Compare the C-1 zoning change that permits an assisted living facility at the Jimmy Duffy’s site to the proposed TCS overlay district and the proposed townhouses on the Richter property. Looking at economic gain to the township, ongoing costs to the developer, or stormwater benefit to residents, you would need to conclude that for the supervisors to have passed the C-1 zoning change for the Daylesford project, they would approve the proposed TCS overlay district.
To respond to those Glenhardie residents that suggested I write about the Richter property as I did for Daylesford project; it is not possible. As I have repeatedly stated, I believe that the process was not followed for Daylesford, too much credence given to the developer and his attorney and the decision to approve the C-1 zoning change not a careful, thought-out decision.
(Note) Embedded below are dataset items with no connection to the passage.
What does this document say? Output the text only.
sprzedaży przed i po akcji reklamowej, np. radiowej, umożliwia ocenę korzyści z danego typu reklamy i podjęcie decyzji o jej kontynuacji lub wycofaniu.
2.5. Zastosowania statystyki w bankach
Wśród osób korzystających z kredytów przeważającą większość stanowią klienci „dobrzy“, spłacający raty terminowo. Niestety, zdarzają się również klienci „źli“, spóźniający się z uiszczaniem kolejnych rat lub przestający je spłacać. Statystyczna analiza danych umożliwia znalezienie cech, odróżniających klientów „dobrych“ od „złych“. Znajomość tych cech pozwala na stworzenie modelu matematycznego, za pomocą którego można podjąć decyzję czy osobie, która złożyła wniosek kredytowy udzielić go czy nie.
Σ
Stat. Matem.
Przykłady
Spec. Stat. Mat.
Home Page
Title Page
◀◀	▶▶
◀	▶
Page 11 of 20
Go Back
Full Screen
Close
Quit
I found the actions of the supervisors particularly troubling because the voices of many township residents were ignored.
To the Glenhardie neighbors that oppose the Richter tract development, you have had so many more opportunities to have your voices heard than the Daylesford neighbors have. In fact, the supervisors even appointed a citizen working group with subcommittees to review the proposed ordinance and provide input. The Richter development has a developer that has consistently attended citizen meetings, listened and made changes to his plan. The Trout Creek Stormwater overlay district and the development of the Richter property can be a start to improving stormwater problems. Unlike the limited economic benefit to the township of the Jimmy Duffy’s assisted living facility, the development of the Richter tract has great economic potential.